Netflix reports dramatic slowdown in subscribers


Netflix shares fell as much as 11% in after-hours trading after reporting a large miss in subscriber numbers in its first-quarter earnings report. The company also said it only expects to add about 1 million subscribers in the current quarter.

Here are the key numbers:

  • Earnings per share (EPS): $3.75, vs $2.97 expected, according to Refinitiv survey of analysts
  • Revenue: $7.16 billion, vs $7.13 billion expected, according to Refinitiv
  • Global paid net subscriber additions: 3.98 million vs 6.2 million expected, according to Factset

Netflix said the slowdown in subscriber numbers could be blamed on the ongoing coronavirus pandemic, which forced the company to delay some of its big-name shows and films.

“We believe paid membership growth slowed due to the big Covid-19 pull forward in 2020 and a lighter content slate in the first half of this year, due to Covid-19 production delays,” Netflix said in its letter to shareholders.

Netflix has continued to hold itself against a bevy of competitors including Disney‘s Disney+ and Hulu, AT&T‘s HBO Max, Apple TV+, Amazon Prime and Comcast NBCUniversal’s Peacock. The company said in its report that it doesn’t believe competition played a factor in the weak subscriber numbers.

“We don’t believe competitive intensity materially changed in the quarter or was a material factor in the variance as the over-forecast was across all of our regions,” according to the report.
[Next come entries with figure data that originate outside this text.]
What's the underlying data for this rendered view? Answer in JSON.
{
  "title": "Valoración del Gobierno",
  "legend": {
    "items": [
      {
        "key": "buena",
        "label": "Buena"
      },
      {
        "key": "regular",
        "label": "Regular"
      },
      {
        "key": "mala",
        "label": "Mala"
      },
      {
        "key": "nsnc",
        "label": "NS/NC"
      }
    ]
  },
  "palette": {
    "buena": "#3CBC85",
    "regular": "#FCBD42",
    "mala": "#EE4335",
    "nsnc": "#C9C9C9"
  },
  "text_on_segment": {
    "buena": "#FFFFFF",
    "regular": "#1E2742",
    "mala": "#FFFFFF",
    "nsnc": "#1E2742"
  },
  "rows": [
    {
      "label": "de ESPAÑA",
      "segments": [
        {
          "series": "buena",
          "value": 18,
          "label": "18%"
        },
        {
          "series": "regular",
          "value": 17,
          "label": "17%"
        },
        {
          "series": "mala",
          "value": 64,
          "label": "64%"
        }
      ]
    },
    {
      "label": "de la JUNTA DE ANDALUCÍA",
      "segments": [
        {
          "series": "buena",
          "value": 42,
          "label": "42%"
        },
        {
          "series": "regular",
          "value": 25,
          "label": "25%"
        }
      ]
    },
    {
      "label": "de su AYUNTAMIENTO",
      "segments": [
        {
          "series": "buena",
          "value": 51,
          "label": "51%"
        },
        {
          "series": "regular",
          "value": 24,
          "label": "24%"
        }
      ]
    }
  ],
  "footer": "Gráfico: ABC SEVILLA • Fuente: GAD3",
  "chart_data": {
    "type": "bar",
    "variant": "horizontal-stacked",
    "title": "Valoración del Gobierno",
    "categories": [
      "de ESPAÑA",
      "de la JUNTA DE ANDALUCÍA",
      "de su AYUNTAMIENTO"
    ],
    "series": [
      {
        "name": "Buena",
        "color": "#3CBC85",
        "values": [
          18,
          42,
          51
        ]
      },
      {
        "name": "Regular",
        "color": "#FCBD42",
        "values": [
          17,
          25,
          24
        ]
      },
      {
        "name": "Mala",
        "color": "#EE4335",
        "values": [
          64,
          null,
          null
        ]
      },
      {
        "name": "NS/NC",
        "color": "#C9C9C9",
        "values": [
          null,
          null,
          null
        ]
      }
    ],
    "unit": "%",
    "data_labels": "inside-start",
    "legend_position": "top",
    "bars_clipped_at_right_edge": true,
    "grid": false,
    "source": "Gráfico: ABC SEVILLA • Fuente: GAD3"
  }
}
Netflix anticipates its content to pick back up later in the year, following production delays caused by the Covid-19 pandemic.

“As we’ve noted previously, the production delays from Covid-19 in 2020 will lead to a 2021 slate that is more heavily second half weighted with a large number of returning franchises,” the company said.

The company said that production is back up and running in nearly all of its major markets. If that continues, Netflix said it expects to spend more than $17 billion in cash on content this year.

As it ramps up content spending, Netflix is also continuing to test a crackdown on password sharing. Netflix COO Greg Peters said the company is working on “making sure the people who are using a Netflix account are the ones who are authorized to do so.”

“We’ll test many things, but we’ll never roll something out that feels like turning the screws,” Co-CEO Reed Hastings said in the company’s post-earnings interview. “It’s got to feel like it makes sense to consumers, that they understand.”

Historically, the company hasn’t done much to combat password sharing among its users, as subscriber growth and stock price likely offset its concerns around lost revenue. However, Netflix has been reconsidering.

Still, the company’s revenue grew 24% year over year and was in line with its beginning of quarter forecast, Netflix said. It also delivered a strong beat on earnings compared to Street estimates.

Netflix also approved a buyback program to repurchase up to $5 billion in common stock, beginning in 2021 with no fixed expiration date. That’s expected to begin the quarter, the company said.

“The key is the business remains healthy … and the business is still growing,” CFO Spencer Neumann told investors.